5 things you need to do before selling your business
Did you know that the average age of business owners in New Zealand is around 58 years old? Unless they’re going to work until they die (thanks BNZ, great commercial!) this means there’s going to be huge numbers of businesses coming up for sale in the next 10 years or so. If you’re thinking of selling, you’re going to be one of many so make sure you prepare well. These are a few of the things you should be doing before you sell.
1. Seek good advice beforehand
Selling a business successfully can be tricky, stressful and difficult to face on your own so you need to get a good team in support, including a good accountant with the right experience, a great commercial lawyer and possibly an experienced business broker.
Yes, they’ll cost money, but they’ll save you money by protecting your interests and not letting you be bullied or misled by the buyer or their advisers. Unlike you, they are involved in selling businesses regularly!

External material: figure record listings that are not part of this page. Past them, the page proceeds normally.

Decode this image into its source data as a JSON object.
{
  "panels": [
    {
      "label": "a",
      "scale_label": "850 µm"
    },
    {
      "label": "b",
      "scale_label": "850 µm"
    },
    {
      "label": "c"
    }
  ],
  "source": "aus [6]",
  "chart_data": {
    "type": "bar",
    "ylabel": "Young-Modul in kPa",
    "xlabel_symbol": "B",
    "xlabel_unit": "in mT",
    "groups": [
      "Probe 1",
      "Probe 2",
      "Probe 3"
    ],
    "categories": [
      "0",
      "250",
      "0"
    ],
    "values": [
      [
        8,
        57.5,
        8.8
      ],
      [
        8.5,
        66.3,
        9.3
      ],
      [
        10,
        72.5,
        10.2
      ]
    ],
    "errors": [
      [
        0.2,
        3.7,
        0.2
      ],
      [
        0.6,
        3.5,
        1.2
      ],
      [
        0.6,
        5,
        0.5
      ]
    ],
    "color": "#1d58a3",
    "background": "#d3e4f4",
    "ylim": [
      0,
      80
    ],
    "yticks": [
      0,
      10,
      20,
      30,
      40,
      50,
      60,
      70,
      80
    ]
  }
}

2. Pick the right time to sell
There are two main factors to take into account: economic (local or national) conditions and the health of your business. Obviously, there’s very little interest in business during recessions. In regards to the health of your business, prospective buyers are interested in the future, not the past, which means your business needs to be in a growth phase or healthy maturity — not a fledgling still in the nest or on the way down. Are your sales increasing or decreasing? How is your gross profit margin tracking? Have you paid lots of tax recently?